Beside the doctor’s office there is a café where Daria waits for Brutus to do the shopping and to pick up anything the doctor tells Monica they might need.
The headlines in the
Kansas City Star
are devoted to the president’s speech and the reorganization of Homeland Security and FEMA triggered by the Berlin Plague. A pair of dueling columnists project opposing versions of American anxiety over China’s declaration
of vital interests in Pakistan. Will Pakistan have a big brother backing her up? Everyone has the bomb these days. With the economy still sluggish and very little leverage, what can the U.S. do? The American president is visiting Europe prior to this month’s meeting of the G8. The Berlin Plague and Kashmir are the only topics on the agenda.
The front page of a
USA Today
has the inevitable graphic showing the distribution of known cases of smallpox across the nation. Simply counting the cases is proving difficult. A sidebar reminds her once again that smallpox resembles the flu or common cold. From the first cough, the patient is capable of infecting others. Initial discomfort is followed by the typical smallpox “flush,” a rash that “blossoms” centrifugally to the limbs. There are “pimples” that morph into “pustules,” which are highly contagious. The pustules themselves leak and flake. Bandages, garments, and clothing should be destroyed immediately. Incubation can take from seven to seventeen days, but can occur more quickly. The result is that the graph numbers have been rounded:
Infections under care | > 950 |
Quarantines (incl. anthrax) | > 5,700 |
Vaccinations distributed | > 138,400 |
Confirmed exposures (incubations) | > 60,000 |
She looks out the floor-to-ceiling glass windows of the café.
Every cup of coffee tastes different in America, she thinks. A triumph of individualism. Out the window there is a parking lot that will never be full again, if it ever was. Dotted around it are abandoned automobiles. At any given moment, some of them will have been stolen, Brutus has told her.
She could go now, she thinks. Go right now, while the rash is just an emerging storm of red clouds arrayed across her abdomen.
She can get up. Walk to the bus stop. Just go. Keep on going. Yes, she decides. She will go back with Brutus and the groceries, get her things and sneak away.
It will be fine, she tells herself. Back at Monica’s they’ve all had injections. It will be fine.

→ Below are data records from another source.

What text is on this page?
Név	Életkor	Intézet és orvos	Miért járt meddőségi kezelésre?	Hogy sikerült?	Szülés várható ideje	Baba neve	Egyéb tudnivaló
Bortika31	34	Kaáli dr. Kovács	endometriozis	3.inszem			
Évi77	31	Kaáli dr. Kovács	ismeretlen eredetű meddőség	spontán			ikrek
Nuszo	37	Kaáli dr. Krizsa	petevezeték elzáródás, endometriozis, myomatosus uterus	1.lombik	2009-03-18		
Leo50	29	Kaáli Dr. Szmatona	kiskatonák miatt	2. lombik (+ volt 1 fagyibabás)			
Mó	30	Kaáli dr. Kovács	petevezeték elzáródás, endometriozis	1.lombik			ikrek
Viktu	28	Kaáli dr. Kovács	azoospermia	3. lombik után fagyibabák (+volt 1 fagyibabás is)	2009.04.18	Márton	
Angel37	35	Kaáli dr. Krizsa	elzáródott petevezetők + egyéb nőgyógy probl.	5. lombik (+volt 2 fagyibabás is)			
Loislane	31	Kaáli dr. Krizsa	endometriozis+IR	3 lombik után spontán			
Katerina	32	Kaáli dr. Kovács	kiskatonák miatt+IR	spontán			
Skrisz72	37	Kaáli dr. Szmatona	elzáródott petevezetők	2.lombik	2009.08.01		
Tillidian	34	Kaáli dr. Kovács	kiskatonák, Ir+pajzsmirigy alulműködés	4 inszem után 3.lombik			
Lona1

Yes, she will go. And … take responsibility for what she has done. Go and turn herself in. Tell them she’s sorry. Soon she will sicken and die. They will not torture her, because they will not have to—she will willingly tell them everything before she dies.
Everything that has happened. Everything she has done. About her family, and the way her brothers were destroyed. And why she thought the way she thought, and hated the way she hated. And why she still does. They will scream at her, they will imprison her. They might even torture her after all.